Talk: Small, smaller the smallest: The use of flow cytometer in the “nanoworld”
Abstract: The application of flow cytometry to the bacterial world has allowed us to expand our knowledge of microbial diversity and eco-physiology, gaining a better understanding of their role and relevance in global ecosystems and human health.At a smaller size scale and with much shorter genomes than bacteria, we find viruses. These biological agents are capable of infecting and controlling any form of life, through lysis, transfer of genetic information, or by hacking the complex cellular metabolism. The application of flow cytometry to the study of these viral communities (flow virometry) opens a promising way to expand our knowledge about the virosphere.Through single-virus genomics (sorting and sequencing of viruses one by one), we have been able to sequence the genomes of some of the most abundant and widespread viruses in environmental and human samples, previously unknown due to the impossibility of reconstructing their genome with other current methodologies. Going even further, the methodology of Viral-BONCAT genomics allows us to identify, classify, and sequence those viruses that are actively infecting the cells of a community.Advancements in cytometer resolution and optimization of staining procedures open the door to new levels of complexity in the nanoworld, such as the study of extracellular vesicles or other subcellular elements, because remember, small things matter.

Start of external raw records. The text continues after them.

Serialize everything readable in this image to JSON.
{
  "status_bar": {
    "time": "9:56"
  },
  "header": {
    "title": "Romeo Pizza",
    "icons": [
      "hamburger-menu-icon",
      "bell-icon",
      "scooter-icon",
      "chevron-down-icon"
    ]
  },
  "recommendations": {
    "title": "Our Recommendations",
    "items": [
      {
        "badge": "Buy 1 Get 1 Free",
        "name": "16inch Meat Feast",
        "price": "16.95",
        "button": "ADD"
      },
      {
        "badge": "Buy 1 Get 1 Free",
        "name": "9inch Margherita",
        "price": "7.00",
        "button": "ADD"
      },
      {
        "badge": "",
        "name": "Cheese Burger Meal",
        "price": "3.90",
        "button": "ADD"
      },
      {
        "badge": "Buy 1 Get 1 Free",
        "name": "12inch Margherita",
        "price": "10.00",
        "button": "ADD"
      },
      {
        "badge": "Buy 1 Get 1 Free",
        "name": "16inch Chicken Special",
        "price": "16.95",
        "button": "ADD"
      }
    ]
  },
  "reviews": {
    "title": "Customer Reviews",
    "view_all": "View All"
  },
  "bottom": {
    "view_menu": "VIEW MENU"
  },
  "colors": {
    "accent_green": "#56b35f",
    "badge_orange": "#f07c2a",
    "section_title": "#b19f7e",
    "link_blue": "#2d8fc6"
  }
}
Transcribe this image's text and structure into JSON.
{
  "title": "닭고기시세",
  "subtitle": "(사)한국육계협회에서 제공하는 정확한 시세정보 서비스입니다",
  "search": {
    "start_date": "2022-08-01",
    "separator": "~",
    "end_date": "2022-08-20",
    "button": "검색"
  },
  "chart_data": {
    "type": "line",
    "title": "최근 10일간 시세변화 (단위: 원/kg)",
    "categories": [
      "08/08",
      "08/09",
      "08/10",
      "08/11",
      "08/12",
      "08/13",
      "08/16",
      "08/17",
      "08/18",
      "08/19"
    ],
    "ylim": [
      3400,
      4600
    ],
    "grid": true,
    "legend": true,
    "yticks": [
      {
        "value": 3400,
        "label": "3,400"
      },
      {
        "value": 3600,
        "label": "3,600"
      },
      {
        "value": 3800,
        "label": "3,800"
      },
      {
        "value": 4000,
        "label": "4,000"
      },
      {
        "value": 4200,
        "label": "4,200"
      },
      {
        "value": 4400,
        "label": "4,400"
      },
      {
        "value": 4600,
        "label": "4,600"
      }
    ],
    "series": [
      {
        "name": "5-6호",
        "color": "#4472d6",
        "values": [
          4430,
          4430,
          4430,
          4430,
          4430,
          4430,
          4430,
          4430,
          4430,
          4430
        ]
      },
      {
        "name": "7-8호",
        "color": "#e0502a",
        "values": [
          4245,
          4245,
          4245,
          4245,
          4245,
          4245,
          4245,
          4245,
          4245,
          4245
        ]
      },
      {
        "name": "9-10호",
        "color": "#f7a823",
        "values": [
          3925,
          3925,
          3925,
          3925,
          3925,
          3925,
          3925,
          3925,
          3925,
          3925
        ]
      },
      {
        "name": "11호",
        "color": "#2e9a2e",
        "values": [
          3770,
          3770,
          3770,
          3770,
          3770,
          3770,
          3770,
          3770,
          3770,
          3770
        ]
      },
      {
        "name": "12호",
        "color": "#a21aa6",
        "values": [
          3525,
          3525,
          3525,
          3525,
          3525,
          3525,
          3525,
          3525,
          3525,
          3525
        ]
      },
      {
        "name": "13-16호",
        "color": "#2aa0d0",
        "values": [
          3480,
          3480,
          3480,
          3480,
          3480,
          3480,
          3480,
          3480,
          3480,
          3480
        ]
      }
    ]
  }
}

Lior Goldberg, M.D., M.Sc.
City of Hope Comprehensive Cancer Center, Department of Pediatrics and T Cell Therapeutics Research Laboratories
Dr. Lior Goldberg, M.D., M.Sc., is a physician-scientist at City of Hope Comprehensive Cancer Center, Department of Pediatrics and T Cell Therapeutics Research Laboratories. His clinical practice and scientific interest in immunotherapy greatly complement each other. Specifically, he is interested in chimeric antigen receptor (CAR) T cell biology in the central nervous system (CNS).
Talk: Dissecting CAR T cell spatiotemporal biology using mass cytometry
Abstract: The CNS is an important sanctuary niche in pediatric B-cell acute lymphoblastic leukemia (B-ALL) and CNS involvement has important prognostic and therapeutic implications. Studies have demonstrated the safety, feasibility, and immense potential of treating CNS leukemia with chimeric antigen receptor (CAR) T cells, yet some patients display partial or short-lived response. In his presentation, Dr. Goldberg will discuss his research on elucidating CAR T cell trafficking and metabolic adaptation in the CNS to develop strategies to enhance CAR T cell efficacy for pediatric CNS leukemia.